Dans la province du Nord-Kivu, les rebelles ADF ont encore fait parler d’eux. Dans la nuit de jeudi à vendredi 12 novembre, ces rebelles ougandais qui, depuis des années, sèment la terreur dans la partie orientale de la RDC, se sont attaqués à un centre de santé auquel ils ont mis le feu, à Kisunda, un village situé à une vingtaine de kilomètres de la localité de Kyondo, elle-même faisant partie du territoire de Beni. Au total, six personnes ont perdu la vie dans cet incendie.

Parmi elles, il y a trois soignants et une sentinelle, selon les propos d’Edgard Mateso, le vice-président de la société civile du Nord-Kivu. Cette énième attaque des groupes armés pose avec acuité le problème de l’efficience ou non de l’état de siège décrété, depuis le 6 mai 2021, et chaque fois renouvelé, depuis lors, dans la province du Nord-Kivu et dans celle de l’Ituri, par le Président Félix Tshisekedi, en vue d’enrayer l’insécurité qui règne dans l’Est de la RDC. En tout cas, l’état de siège n’a pas bonne presse auprès d’une bonne partie de la population congolaise.

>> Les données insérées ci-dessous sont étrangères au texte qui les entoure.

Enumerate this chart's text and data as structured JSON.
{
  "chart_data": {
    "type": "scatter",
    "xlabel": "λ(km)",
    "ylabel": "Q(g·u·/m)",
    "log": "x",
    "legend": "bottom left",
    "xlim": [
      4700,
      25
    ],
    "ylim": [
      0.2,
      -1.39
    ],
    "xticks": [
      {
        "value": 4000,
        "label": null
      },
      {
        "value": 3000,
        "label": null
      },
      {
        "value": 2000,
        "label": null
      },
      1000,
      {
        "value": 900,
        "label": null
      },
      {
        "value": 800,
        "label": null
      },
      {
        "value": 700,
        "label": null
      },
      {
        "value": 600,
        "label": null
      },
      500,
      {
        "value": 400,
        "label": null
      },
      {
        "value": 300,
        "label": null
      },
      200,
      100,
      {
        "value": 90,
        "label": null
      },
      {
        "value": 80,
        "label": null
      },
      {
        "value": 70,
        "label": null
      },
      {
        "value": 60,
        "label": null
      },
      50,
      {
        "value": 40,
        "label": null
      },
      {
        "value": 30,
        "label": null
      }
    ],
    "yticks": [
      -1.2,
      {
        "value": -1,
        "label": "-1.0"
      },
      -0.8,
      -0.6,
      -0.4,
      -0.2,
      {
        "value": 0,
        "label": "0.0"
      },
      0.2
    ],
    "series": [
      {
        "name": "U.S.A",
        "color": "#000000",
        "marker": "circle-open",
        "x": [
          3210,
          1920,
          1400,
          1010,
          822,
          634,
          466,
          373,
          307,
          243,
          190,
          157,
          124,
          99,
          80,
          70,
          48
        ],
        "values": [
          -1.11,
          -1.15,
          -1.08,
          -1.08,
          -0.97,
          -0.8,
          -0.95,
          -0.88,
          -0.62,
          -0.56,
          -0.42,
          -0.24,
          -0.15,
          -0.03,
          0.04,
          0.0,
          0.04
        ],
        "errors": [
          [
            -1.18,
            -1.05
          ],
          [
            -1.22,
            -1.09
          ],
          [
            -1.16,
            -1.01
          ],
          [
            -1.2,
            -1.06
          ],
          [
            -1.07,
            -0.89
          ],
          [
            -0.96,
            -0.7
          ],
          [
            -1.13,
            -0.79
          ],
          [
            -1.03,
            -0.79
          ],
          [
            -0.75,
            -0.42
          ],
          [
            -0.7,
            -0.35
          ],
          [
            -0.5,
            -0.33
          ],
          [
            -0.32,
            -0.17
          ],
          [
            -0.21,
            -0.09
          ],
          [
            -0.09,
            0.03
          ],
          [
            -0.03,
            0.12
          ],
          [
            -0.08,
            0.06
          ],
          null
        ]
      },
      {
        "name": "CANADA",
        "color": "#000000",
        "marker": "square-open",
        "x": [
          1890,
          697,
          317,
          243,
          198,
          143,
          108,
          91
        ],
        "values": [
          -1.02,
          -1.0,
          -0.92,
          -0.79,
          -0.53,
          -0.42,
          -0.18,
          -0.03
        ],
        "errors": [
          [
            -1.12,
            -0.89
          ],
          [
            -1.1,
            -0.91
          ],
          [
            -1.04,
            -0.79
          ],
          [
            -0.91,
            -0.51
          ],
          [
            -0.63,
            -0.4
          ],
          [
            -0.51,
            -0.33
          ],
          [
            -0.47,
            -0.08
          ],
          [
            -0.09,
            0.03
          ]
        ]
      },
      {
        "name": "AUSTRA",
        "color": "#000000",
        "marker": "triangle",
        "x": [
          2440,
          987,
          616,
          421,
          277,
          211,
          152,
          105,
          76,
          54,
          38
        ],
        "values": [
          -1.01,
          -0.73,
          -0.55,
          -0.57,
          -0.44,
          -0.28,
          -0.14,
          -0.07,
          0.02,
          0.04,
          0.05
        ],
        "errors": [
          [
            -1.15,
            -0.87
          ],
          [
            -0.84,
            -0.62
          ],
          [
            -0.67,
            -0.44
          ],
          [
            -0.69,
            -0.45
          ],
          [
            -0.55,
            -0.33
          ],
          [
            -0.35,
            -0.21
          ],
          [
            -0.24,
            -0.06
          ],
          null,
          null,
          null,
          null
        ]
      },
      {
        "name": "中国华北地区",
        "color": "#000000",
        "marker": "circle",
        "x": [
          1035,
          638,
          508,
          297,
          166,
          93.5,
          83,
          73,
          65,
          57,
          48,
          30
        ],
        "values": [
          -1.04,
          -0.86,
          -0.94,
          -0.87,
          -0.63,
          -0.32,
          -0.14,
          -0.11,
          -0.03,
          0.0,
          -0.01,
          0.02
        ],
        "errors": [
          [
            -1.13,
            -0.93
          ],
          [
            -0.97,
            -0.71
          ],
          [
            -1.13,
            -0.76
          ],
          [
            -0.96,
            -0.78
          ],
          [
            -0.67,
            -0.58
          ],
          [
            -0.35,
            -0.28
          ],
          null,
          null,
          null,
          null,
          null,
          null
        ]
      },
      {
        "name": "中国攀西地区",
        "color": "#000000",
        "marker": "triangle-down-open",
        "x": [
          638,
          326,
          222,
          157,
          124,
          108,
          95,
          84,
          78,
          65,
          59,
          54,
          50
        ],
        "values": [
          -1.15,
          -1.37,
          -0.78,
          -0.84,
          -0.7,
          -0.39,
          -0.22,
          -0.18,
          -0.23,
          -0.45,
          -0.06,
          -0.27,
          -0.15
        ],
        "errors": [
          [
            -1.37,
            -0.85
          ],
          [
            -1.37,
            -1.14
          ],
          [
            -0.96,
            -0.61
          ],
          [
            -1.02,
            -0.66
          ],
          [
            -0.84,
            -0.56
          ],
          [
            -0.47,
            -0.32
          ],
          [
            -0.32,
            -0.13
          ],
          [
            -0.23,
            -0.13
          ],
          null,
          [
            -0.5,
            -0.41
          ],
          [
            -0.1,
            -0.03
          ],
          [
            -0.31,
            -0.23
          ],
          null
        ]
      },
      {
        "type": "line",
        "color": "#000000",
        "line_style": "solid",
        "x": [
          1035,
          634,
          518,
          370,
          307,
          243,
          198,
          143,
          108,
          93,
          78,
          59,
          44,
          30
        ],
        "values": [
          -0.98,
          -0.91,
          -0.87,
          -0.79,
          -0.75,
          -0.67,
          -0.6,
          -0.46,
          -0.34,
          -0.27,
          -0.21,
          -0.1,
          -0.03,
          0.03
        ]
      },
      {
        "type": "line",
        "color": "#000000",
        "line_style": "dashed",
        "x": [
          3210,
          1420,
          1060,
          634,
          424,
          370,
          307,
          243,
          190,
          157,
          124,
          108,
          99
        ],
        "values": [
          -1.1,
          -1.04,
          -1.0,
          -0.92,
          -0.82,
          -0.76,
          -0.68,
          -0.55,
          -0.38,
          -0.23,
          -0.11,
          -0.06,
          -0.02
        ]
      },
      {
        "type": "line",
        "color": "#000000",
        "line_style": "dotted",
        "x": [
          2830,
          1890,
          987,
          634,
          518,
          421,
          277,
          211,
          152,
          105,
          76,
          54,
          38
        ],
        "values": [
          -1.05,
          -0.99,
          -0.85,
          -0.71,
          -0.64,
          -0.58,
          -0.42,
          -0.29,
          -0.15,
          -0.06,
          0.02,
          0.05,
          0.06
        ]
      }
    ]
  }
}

Pas plus tard que mercredi, l’archevêque de Bukavu (chef-lieu de la province voisine du Sud-Kivu), au sortir d’une audience à lui accordée par le Vice-premier ministre, ministre de l’Intérieur, de la Sécurité, de la Décentralisation et des Affaires coutumières, Daniel Aselo, en séjour dans la région, a déclaré : « Le Vice-premier ministre Aselo m’a reçu en tant qu’archevêque de la ville de Bukavu. Nous lui avons fait parvenir notre position en tant qu’Eglise, et avons rappelé que nous n’avons pas souhaité que l’état de siège soit décrété ici dans la ville de Bukavu, moins encore dans toute la province comme les rumeurs le font entendre ».

Selon le prélat, les habitants du Sud-Kivu attendent d’abord d’être convaincus par les résultats de cette mesure exceptionnelle dans les deux provinces où elle est déjà en vigueur, avant que sa mise en œuvre ne soit même envisagée chez eux. « Certains ont colporté des fausses informations au Vice-premier ministre, disant que la population ainsi que les notables de la province voulaient que l’état de siège soit décrété. Ce sont des machinations, car ce n’est nullement le cas, nous attendons de voir ce que va produire l’état de siège dans les provinces du Nord-Kivu et de l’Ituri. Et si les résultats s’avèrent probants, nous verrons s’il sera nécessaire que nous puissions demander aux autorités d’en faire autant dans notre province. Mais pour le moment, nous ne sommes pas dans cette logique », a ajouté le prélat.